Ancient Mesopotamian Religion and Mythology
Selected Essays, Orientalische Religionen in der Antike 15
The late W.G. Lambert (1926–2011) was one of the foremost Assyriologists of the latter part of the twentieth century. His principle legacy is a large number of superb critical editions of Babylonian literary compositions. Many of the texts he edited were on religious and mythological subjects. He will always be remembered as the editor of the Babylonian Job ( Ludlul bel nemeqi, also known as the Poem of the Righteous Sufferer), the Babylonian Flood Story ( Atra-hasis) and the Babylonian Creation Epic ( Enuma elish). Decades of deep engagement with these and other ancient Mesopotamian texts gave direction to much of his research and led him to acquire a deep knowledge of ancient Mesopotamian religion and mythology. The present book is a collection of twenty-three essays published by the scholar between the years 1958 and 2004. These endure not only as the legacy of one of the greatest authorities in this specialist field, but also because each makes statements of considerable validity and importance. As such, many are milestones in the fields of Mesopotamian religion and mythology.
Survey of contents
Preface and Acknowledgements – Introduction by A.R. George
I: Introductory Considerations Morals in Mesopotamia – Ancient Mesopotamian Gods: Superstition, Philosophy, Theology
II: The Gods of Ancient Mesopotamia The Historical Development of the Mesopotamian Pantheon: A Study in Sophisticated Polytheism – Goddesses in the Pantheon: A Reflection of Women in Society? – The Mesopotamian Background of the Hurrian Pantheon – The Pantheon of Mari – The God Assur – Ishtar of Nineveh
III: The Mythology of Ancient Mesopotamia Der Mythos im Alten Mesopotamien, sein Werden und Vergehen – The Cosmology of Sumer and Babylon – The Theology of Death – The Relationship of Sumerian and Babylonian Myth as Seen in Accounts of Creation – Ninurta Mythology in the Babylonian Epic of Creation – Myth and Ritual as Conceived by the Babylonians
IV: The Religion of Ancient Mesopotamia The Reign of Nebuchadnezzar I: A Turning Point in the History of Ancient Mesopotamian Religion – Syncretism and Religious Controversy in Babylonia – Donations of Food and Drink to the Gods in Ancient Mesopotamia – The Cult of Ishtar of Babylon – The Qualifications of Babylonian Diviners – Devotion: The Languages of Religion and Love
V: Ancient Mesopotamia and Israel Old Testament Mythology in its Ancient Near Eastern Context – Destiny and Divine Intervention in Babylon and Israel – The Flood in Sumerian, Babylonian and Biblical Sources
W.G. Lambert (1926–2011): 1959–64 Associate Professor and Chair of Oriental Seminary, Johns Hopkins University; 1970–93 Professor of Assyriology, University of Birmingham; 1971 Fellow of the British Academy; 2010 identification of pieces from a cuneiform tablet that was inscribed with the same text as the Cyrus Cylinder with Irving Finkel; also noted for his new discoveries in relation to the Gilgamesh text.

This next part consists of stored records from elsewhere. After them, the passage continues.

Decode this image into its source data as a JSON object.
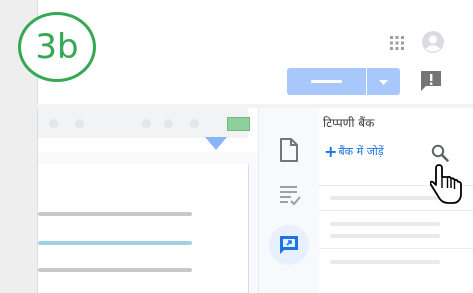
{
  "step_badge": "3b",
  "header": {
    "apps_icon": "grid-icon",
    "account_icon": "account-icon",
    "share_button_color": "#a8c7fa",
    "feedback_icon": "feedback-icon"
  },
  "side_rail": {
    "icons": [
      "document-icon",
      "checklist-icon",
      "comment-bank-icon"
    ],
    "active": "comment-bank-icon"
  },
  "comment_bank": {
    "title": "टिप्पणी बैंक",
    "add_label": "बैंक में जोड़ें",
    "search_icon": "search-icon"
  },
  "colors": {
    "badge": "#34a853",
    "link": "#1a73e8",
    "accent": "#8ab4f8",
    "ruler_marker": "#8fcf9e"
  }
}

A.R. George Born 1955; 1985 PhD in Assyriology under the supervision of Wilfred G. Lambert; since 1983 he has taught Akkadian and Sumerian language and literature at SOAS, University of London, where he is now Professor of Babylonian; 2006 Fellow of the British Academy; 2012 Honorary Member of the American Oriental Society.

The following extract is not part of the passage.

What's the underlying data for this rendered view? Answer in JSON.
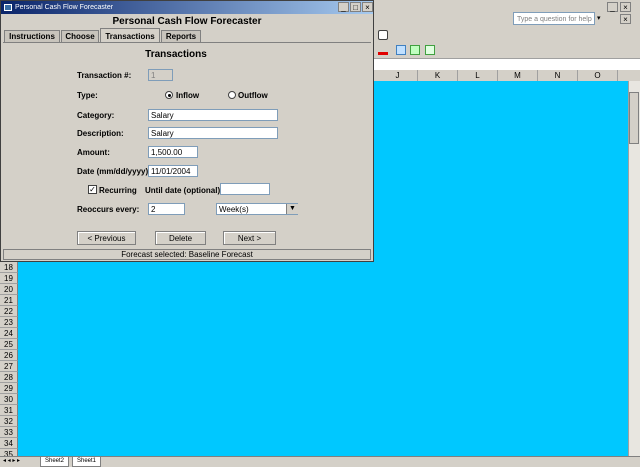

T.M. Oshima Born 1967; PhD in Assyriology from the Hebrew University of Jerusalem, Israel; 2008–10 Alexander-von-Humboldt fellow at the University of Leipzig in Germany; 2010–13 research fellow at the Friedrich-Schiller University in Jena (project of the German Research Foundation (DFG); since 2015 another DFG project at the University of Leipzig.